The formula for area in polar coordinates is given by A = ½ ∫[a,b] r² dθ.

To find the area enclosed by a polar curve, we need to integrate the function r² with respect to θ over the interval [a,b]. The formula for area in polar coordinates is A = ½ ∫[a,b] r² dθ. This formula is derived from the formula for the area of a sector of a circle, which is ½r²θ. In polar coordinates, the angle θ is replaced by the variable of integration, and the radius r is a function of θ.

To use this formula, we first need to find the limits of integration, which are the values of θ that correspond to the starting and ending points of the curve. We can then evaluate the integral using standard integration techniques. It is important to note that the function r² must be non-negative over the interval of integration, otherwise the formula will not give a valid result.

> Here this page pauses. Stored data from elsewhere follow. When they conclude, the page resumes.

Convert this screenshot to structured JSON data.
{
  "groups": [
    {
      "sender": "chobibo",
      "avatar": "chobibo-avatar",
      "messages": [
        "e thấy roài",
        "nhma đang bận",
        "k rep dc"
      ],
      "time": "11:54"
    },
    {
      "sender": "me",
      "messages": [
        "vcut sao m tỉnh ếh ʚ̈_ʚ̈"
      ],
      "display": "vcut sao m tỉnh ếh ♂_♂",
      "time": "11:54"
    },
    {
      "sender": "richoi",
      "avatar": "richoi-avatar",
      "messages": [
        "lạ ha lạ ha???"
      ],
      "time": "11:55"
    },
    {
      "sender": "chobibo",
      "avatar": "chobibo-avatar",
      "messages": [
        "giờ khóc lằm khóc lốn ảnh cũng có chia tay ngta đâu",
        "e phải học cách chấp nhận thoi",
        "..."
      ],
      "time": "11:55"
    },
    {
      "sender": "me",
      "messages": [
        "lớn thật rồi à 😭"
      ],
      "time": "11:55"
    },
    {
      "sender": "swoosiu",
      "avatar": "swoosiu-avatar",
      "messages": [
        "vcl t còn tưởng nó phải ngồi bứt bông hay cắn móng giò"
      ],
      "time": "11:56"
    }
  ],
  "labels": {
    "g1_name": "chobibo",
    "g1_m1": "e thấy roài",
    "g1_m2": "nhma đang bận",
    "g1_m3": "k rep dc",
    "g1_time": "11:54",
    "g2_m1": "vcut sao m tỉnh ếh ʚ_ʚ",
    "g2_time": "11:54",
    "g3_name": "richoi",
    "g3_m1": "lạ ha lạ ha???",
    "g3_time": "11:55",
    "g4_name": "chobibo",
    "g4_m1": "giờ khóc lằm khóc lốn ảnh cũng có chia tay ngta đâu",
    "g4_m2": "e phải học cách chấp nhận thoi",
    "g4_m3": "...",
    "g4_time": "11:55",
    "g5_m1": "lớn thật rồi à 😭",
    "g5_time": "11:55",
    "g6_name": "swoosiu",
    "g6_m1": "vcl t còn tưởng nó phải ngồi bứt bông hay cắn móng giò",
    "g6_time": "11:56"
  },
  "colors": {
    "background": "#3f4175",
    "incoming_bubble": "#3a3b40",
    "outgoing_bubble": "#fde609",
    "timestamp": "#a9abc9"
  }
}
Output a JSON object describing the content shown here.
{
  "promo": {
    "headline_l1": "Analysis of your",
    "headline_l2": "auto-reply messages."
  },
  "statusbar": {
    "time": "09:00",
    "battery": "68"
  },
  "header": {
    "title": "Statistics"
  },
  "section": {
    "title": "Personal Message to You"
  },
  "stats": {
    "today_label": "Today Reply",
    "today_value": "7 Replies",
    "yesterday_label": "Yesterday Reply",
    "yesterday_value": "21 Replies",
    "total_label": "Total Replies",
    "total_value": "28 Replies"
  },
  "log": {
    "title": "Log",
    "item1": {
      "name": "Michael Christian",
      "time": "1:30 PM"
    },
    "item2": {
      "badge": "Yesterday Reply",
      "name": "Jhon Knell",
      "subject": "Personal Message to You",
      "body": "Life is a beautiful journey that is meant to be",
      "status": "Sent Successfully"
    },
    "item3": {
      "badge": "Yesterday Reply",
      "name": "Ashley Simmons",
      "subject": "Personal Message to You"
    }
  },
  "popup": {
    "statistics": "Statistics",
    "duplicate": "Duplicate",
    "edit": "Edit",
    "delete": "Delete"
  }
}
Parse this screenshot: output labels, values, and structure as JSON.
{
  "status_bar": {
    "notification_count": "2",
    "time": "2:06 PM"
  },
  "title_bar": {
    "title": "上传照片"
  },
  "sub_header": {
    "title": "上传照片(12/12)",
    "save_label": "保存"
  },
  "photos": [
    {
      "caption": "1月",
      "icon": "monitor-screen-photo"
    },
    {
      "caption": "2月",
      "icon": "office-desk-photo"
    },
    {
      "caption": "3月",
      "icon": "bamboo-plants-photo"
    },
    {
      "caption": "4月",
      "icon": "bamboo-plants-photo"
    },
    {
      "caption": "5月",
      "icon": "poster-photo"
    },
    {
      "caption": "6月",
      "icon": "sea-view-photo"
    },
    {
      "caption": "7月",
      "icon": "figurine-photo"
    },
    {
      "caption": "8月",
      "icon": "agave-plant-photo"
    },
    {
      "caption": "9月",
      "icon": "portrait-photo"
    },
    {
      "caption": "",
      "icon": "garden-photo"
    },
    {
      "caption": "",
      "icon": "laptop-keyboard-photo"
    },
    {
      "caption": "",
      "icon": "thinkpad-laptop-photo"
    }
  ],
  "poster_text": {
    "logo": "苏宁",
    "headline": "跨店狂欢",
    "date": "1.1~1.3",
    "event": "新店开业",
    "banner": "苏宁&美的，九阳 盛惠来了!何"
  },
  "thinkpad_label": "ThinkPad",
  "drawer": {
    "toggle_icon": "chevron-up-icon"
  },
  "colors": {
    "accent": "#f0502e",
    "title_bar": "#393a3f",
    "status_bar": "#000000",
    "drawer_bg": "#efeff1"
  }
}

For example, let's find the area enclosed by the polar curve r = 2 + 4cos(θ) over the interval [0,2π]. First, we need to square the function to get r² = 4 + 16cos(θ) + 16cos²(θ). Then, we can substitute these values into the formula for area in polar coordinates:

A = ½ ∫[0,2π] (4 + 16cos(θ) + 16cos²(θ)) dθ
= ½ [4θ + 16sin(θ) + 8sin(2θ)]|[0,2π]
= ½ (8π)

Therefore, the area enclosed by the polar curve r = 2 + 4cos(θ) over the interval [0,2π] is 4π.